Récompenser la fidélité…

Le jaune a ensuite le mérite de rappeler les étapes de la construction du régime de retraite des fonctionnaires. Ainsi, c'est depuis la Révolution française (loi du 22 août 1790) qu'est fixée une "condition de fidélité", la pension étant alors comprise comme un moyen de récompenser les agents restés longtemps au service de l'Etat. Cette "condition de fidélité" (ou durée minimale de service) vient d'être réduite par la loi portant réforme des retraites de 15 à 2 ans à partir du 1er janvier 2011. Ainsi, un agent pourra toucher une retraite de titulaire de la fonction publique, dès qu'il aura été titulaire pendant 2 ans. Et pour les contractuels ? Les fonctionnaires titularisés après le 1er janvier 2013 ne pourront plus faire valider leurs services auxiliaires (c'est-à-dire leurs années en tant que contractuel, voir p.45). Pour les contractuels ou les "titulaires sans droits, le rapport propose des schémas clairs pour comprendre les procédures de validation (p.45-47). Les pages 51 et suivantes expliquent aussi pédagogiquement que possible comment sont calculés les droits à pension : Quelle durée d'assurance ? Comment sont réévaluées les pensions? Qu'est-ce que le dispositif carrière longue ? Quelles décotes, quelles surcotes suivant la date de naissance de l'agent et son nombre de trimestres validés ? Qu'est-ce que le minimum garanti et dans quelles conditions est-il attribué (p. 69) ? Quelle est la procédure pour racheter des années d'études ? En résumé, tout ou presque pour comprendre les principaux mécanismes.
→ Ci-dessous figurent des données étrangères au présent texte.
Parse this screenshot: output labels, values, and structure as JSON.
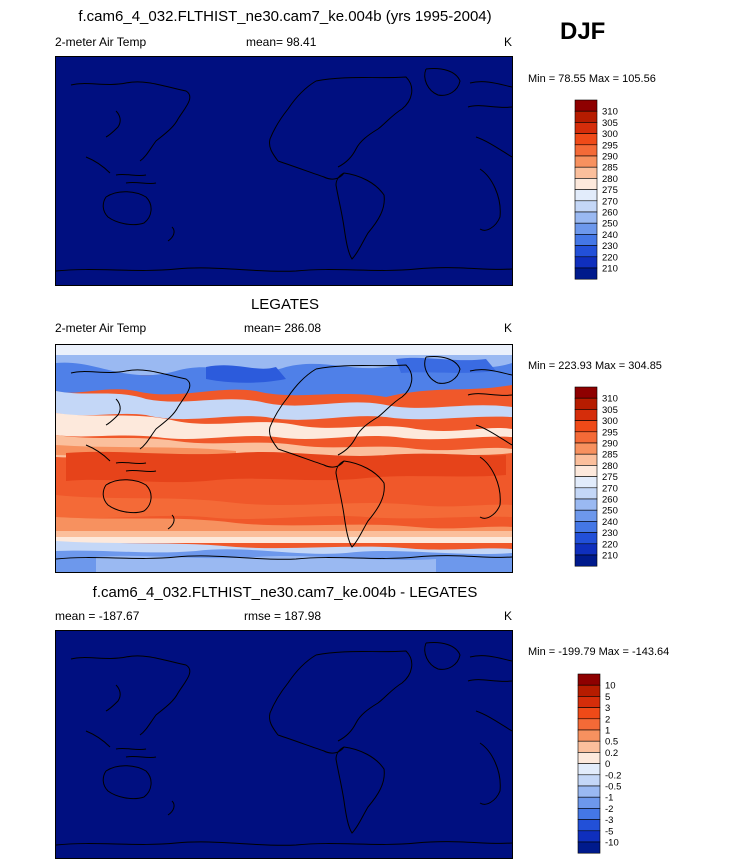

Age moyen de départ : 59 ans

La dernière partie du rapport rassemble les principales données statistiques sur les pensions des fonctionnaires. Pour tous les régimes, le nombre total de pensionnés est en progression. Mais avec des rythmes d'évolution très différents entre l'Etat, les militaires et les territoriaux. Paradoxalement, les départs en retraite de fonctionnaires ont été moins nombreux en 2009 que les années précédentes. Le ministère de l'Economie ne sait pas précisément expliquer les raisons de cette baisse mais évoque les effets de la réforme de 2003 (effets de la décote et de la surcote, l'allongement de la durée de cotisation…) ou de la crise économique. Ce qui est certain c'est que l'âge moyen de liquidation est en augmentation. En 2009, la radiation des cadres des fonctionnaires de l'Etat a été faite à l'âge de 59 ans, celle des territoriaux à 59 ans et 3 mois. Mais cet âge moyen masque des situations très disparates. Parmi les fonctionnaires territoriaux qui sont partis en retraite en 2009, 60% étaient en catégorie sédentaire, 6% étaient en catégorie active (pompiers, agents de salubrité, agents de police municipale), 14% étaient des mères de 3 enfants (départs anticipés), 11% sont partis pour invalidité et 7.5% sont partis dans le cadrer du dispositif carrières longues. Les spécificités du régime de la fonction publique (départ anticipé, catégories actives) font que l'âge de départ en retraite d'un fonctionnaire est en moyenne inférieur de 2 ans à celui d'un salarié du privé (p.79). Au total en 2009, 30% des personnes ayant pris leur retraite avaient 59 ans et moins, 48 % exactement 60 ans, et 22% 61 ans et plus (p.129).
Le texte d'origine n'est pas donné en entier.